The method behind the madness...
Some of the Pevan & Sarah repertoire was originally written by Sarah to use in her classroom. You might find them useful too!
Children have a lovely way of assuming that they will get their way ALL of the time. Reality hurts when they arrive at kinder or school and discover that they need to share with a bunch of other children all expecting the same thing. Sarah often uses the saying "you get what you get and you don't get upset" and so made it into a catchy song. The children will learn that it's more fun to join in the game than to cry and miss out. It aims to encourage sharing, turn taking and accepting the rules of the game.
"You get what you get"
The title is self explanatory. The song was written as musical inspiration for the kids during their least favourite part of the day...tidying up. The song is catchy and quick with a bunch of encouragement from Pevan & Sarah throughout. The ten second countdown at the end provides that extra boost of energy to get through the song and make sure everything is packed away neatly.
"The tidy up song"
One of the original Pevan & Sarah songs, "Hands" was written soon after Sarah began teaching prep as she was quickly made aware of the unrelenting urge that young children have to put their hands in all kinds of unsanitary places. "Hands" is an interactive song that encourages the children to use their hands for fun activities such as clapping, pointing and high fives. It also contains some much welcomed advice that perhaps your nostril isn't the nicest place for your finger to reside.
Working in a classroom with additional needs students, personal differences are quickly observed. To make these individualities a positive thing, Sarah wrote "We're all the same" to help the children to embrace their differences whilst realising that at the end of the day, if you look closely, we're actually all the same. We can all love and care for each other, no matter what we look like on the outside.
"We're all the same"
"Stop, look & listen"
In her classroom, Sarah uses a hand held bell which she rings to get the attention of her students. When the children hear this sound they know they must stop what they're doing, look at the teacher and listen to what she has to say. This song is a groovy way of learning how to stop, look and listen when the teacher rings the bell.
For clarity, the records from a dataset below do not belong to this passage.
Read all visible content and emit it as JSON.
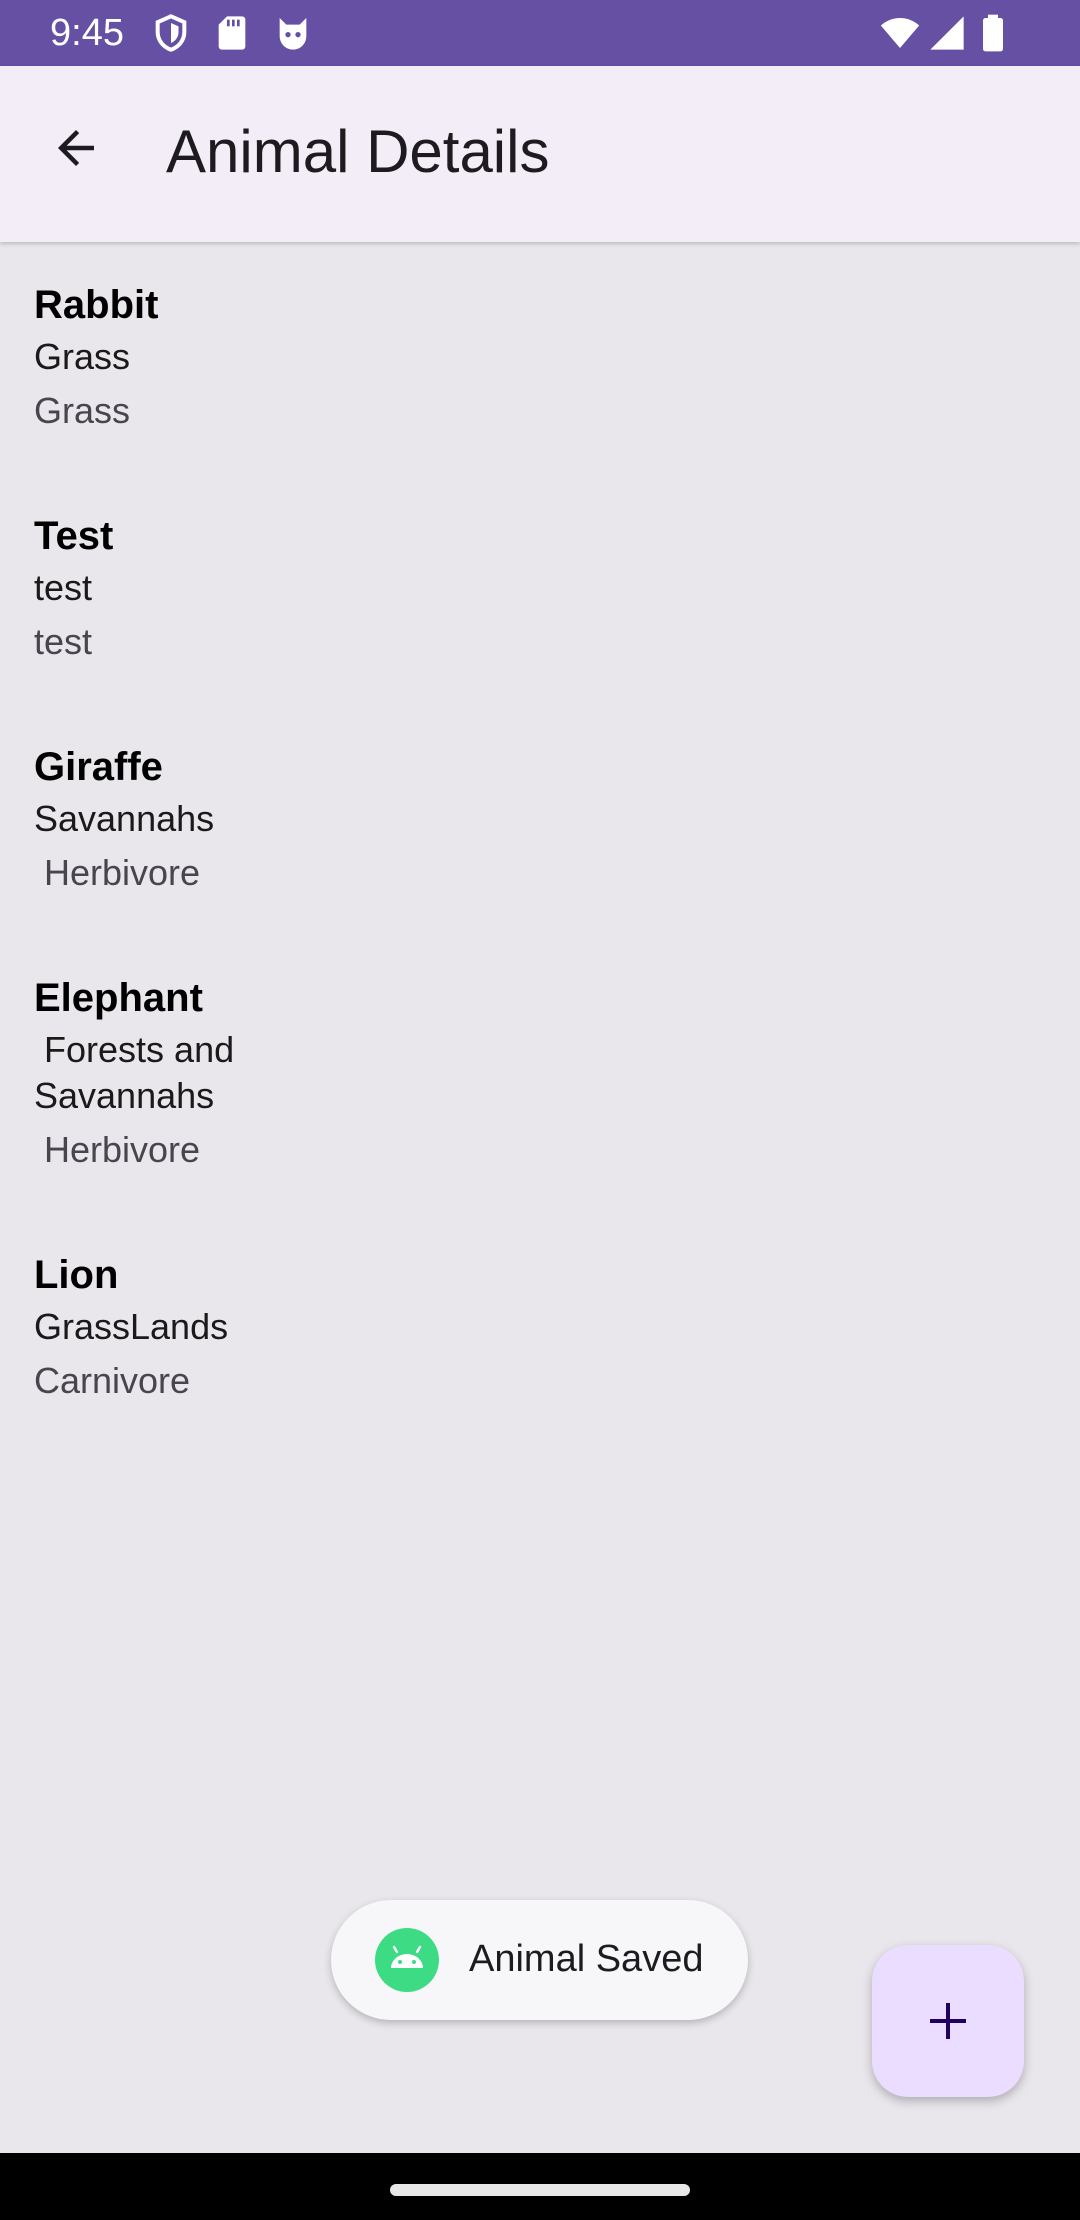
{
  "status_bar": {
    "time": "9:45",
    "left_icons": [
      "shield-icon",
      "sd-card-icon",
      "cat-face-icon"
    ],
    "right_icons": [
      "wifi-icon",
      "cellular-signal-icon",
      "battery-icon"
    ],
    "background": "#6650a4"
  },
  "app_bar": {
    "title": "Animal Details",
    "back_icon": "arrow-back-icon",
    "background": "#f3edf7"
  },
  "animals": [
    {
      "name": "Rabbit",
      "habitat": "Grass",
      "diet": "Grass"
    },
    {
      "name": "Test",
      "habitat": "test",
      "diet": "test"
    },
    {
      "name": "Giraffe",
      "habitat": "Savannahs",
      "diet": " Herbivore"
    },
    {
      "name": "Elephant",
      "habitat": " Forests and Savannahs",
      "diet": " Herbivore"
    },
    {
      "name": "Lion",
      "habitat": "GrassLands",
      "diet": "Carnivore"
    }
  ],
  "toast": {
    "text": "Animal Saved",
    "icon": "android-icon"
  },
  "fab": {
    "icon": "plus-icon",
    "background": "#eaddff"
  },
  "colors": {
    "screen_background": "#e9e6ec",
    "accent": "#6650a4"
  }
}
Friendship is a very positive part of growing up but can also be a struggle for some. "F.R.I.E.N.D" is a feel good song about the fun things that friends can do together paired with a few tips on how to be a good friend. It encourages children to use their 'friendly words' and to be inclusive of others. It also helps them to understand to treat others how they would like to be treated.
Whilst teaching prep students, Sarah discovered that she is often first on the scene when a child loses their tooth. She found that many children feared the event, whether it be the wobbly tooth, the blood or the fact that they feared that their tooth was gone forever, it was a cause of concern for all. She wrote the song and based it around Pevan losing his first tooth. The song explains that everyone loses their first set of teeth and not to be afraid as it's meant to happen.